-
Sub-task
-
Resolution: Done
-
Major
-
None
-
None
The startService() implementation HASingletonSupport inherits from HAServiceMBeanSupport has a slight potential for deadlock is a cluster topology change occurs while the singleton service itself is being deployed. The only known use case where this would occur is with the HASingletonDeployer service.
Details:
In Thread A
1) HASingletonDeployerServices is being deployed, and therefore has synchronized on org.jboss.system.ServiceController.
2) Calls DRM.registerListener()
3) Call DRM.add() (this is the next line of code)
4) As part of add processing, DRM callsback to the HASingleton.

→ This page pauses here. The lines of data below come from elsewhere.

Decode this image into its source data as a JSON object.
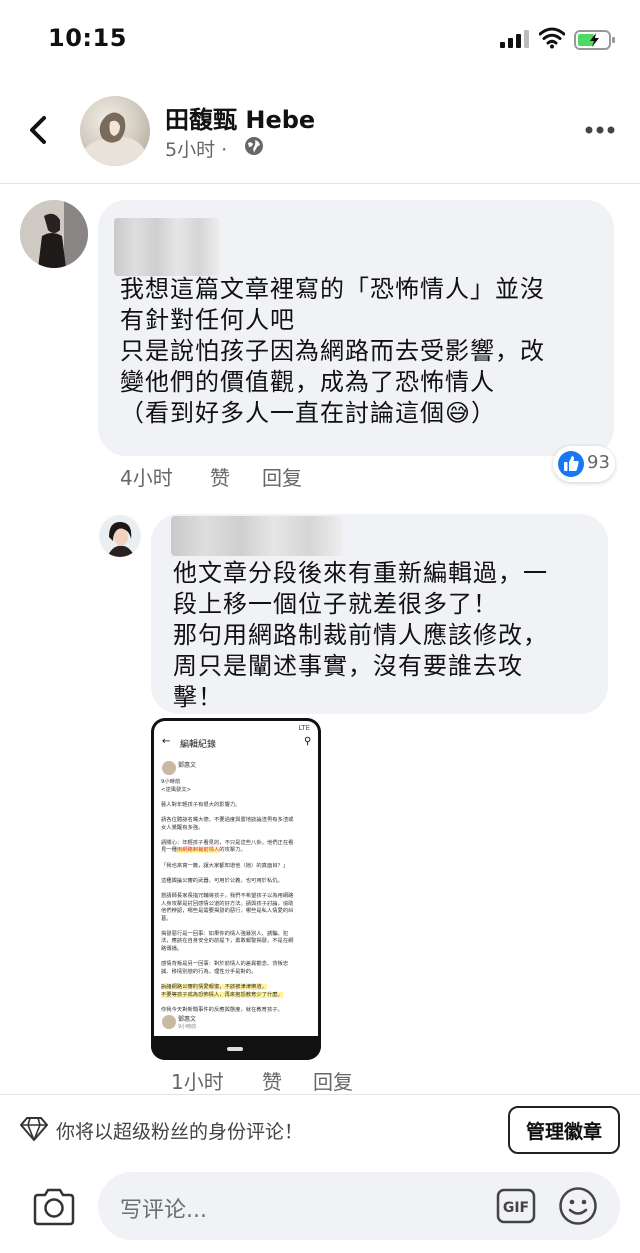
{
  "status_bar": {
    "time": "10:15"
  },
  "post": {
    "poster_name": "田馥甄 Hebe",
    "post_time": "5小时 ·"
  },
  "comments": [
    {
      "text": "我想這篇文章裡寫的「恐怖情人」並沒\n有針對任何人吧\n只是說怕孩子因為網路而去受影響，改\n變他們的價值觀，成為了恐怖情人\n（看到好多人一直在討論這個😅）",
      "time": "4小时",
      "like_label": "赞",
      "reply_label": "回复",
      "reaction_count": "93"
    },
    {
      "text": "他文章分段後來有重新編輯過，一\n段上移一個位子就差很多了！\n那句用網路制裁前情人應該修改，\n周只是闡述事實，沒有要誰去攻\n擊！",
      "time": "1小时",
      "like_label": "赞",
      "reply_label": "回复"
    }
  ],
  "screenshot": {
    "status": "LTE",
    "title": "編輯紀錄",
    "author": "鄧惠文",
    "lines_1": "9小時前\n<逆風發文>\n\n藝人對年輕孩子有很大的影響力。\n\n請各位體諒名嘴大德，不要過度與置地談論渣男有多渣或\n女人覺醒有多強。\n\n請關心：年輕孩子看見的，不只是這些八卦。他們正在看\n見一種",
    "highlight_1": "用網路制裁前情人",
    "lines_2": "的攻擊力。\n\n「我也來寫一篇，讓大家都知道他（她）的真面目？」\n\n這種輿論公審的武器，可用於公義，也可用於私仇。\n\n懇請師長家長指冗輔導孩子，我們不希望孩子以為用網路\n人身攻擊是討回感情公道的好方法。請與孩子討論，協助\n他們辨認，哪些是需要揭發的惡行，哪些是私人情愛的糾\n葛。\n\n揭發惡行是一回事：如果你的情人強暴別人、誘騙、犯\n法，應該在自身安全的前提下，勇敢報警揭發。不是在網\n路傳播。\n\n感情背叛是另一回事：對於前情人的差異觀念、背叛忠\n誠、移情別戀的行為，理性分手是對的。\n\n",
    "highlight_2": "訴諸網路公審的情愛報復，不該被津津樂道，\n不要等孩子成為恐怖情人，再來抱怨教育少了什麼。",
    "lines_3": "\n\n你我今天對新聞事件的反應與態度，就在教育孩子。",
    "author_2": "鄧惠文",
    "time_2": "9小時前"
  },
  "fan_bar": {
    "text": "你将以超级粉丝的身份评论！",
    "manage_button": "管理徽章"
  },
  "composer": {
    "placeholder": "写评论..."
  },
  "colors": {
    "bubble": "#f0f2f5",
    "like_blue": "#1877f2",
    "secondary_text": "#65676b"
  },
  "icons": [
    "back-icon",
    "globe-icon",
    "more-icon",
    "like-icon",
    "diamond-icon",
    "camera-icon",
    "gif-icon",
    "emoji-icon"
  ]
}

5) Inside a synchronized block in the callback method, singleton determines if it is the master node, goes on to do its work.
Problem occurs if a cluster topology change occurs between steps 2 and 3. In that case, the following would happen in another thread, Thread B.
1) Topology changes, so DRM notifies listeners.
2) Our HASingleton is registered as a listener, so step 5 above occurs.
3) Since its the master, goes and tries to deploy things in deploy-hasingleton.
4) Deployment can't proceed because Thread A has synchronized on org.jboss.system.ServiceController.
5) Thread A can't proceed because Thread B is stuck inside the synchronized block in the callback method. Deadlock.
This is an unlikely scenario, but I'm marking this issue as major since if it does occur it deadlocks the node.
A likely fix will involve overriding the startService() implemetation so it doesn't rely on the callback to determine whether or not its the master node. Instead it directly does what the callback code does, and then registers as a listener. Have to be careful not to drop any topology changes in the middle.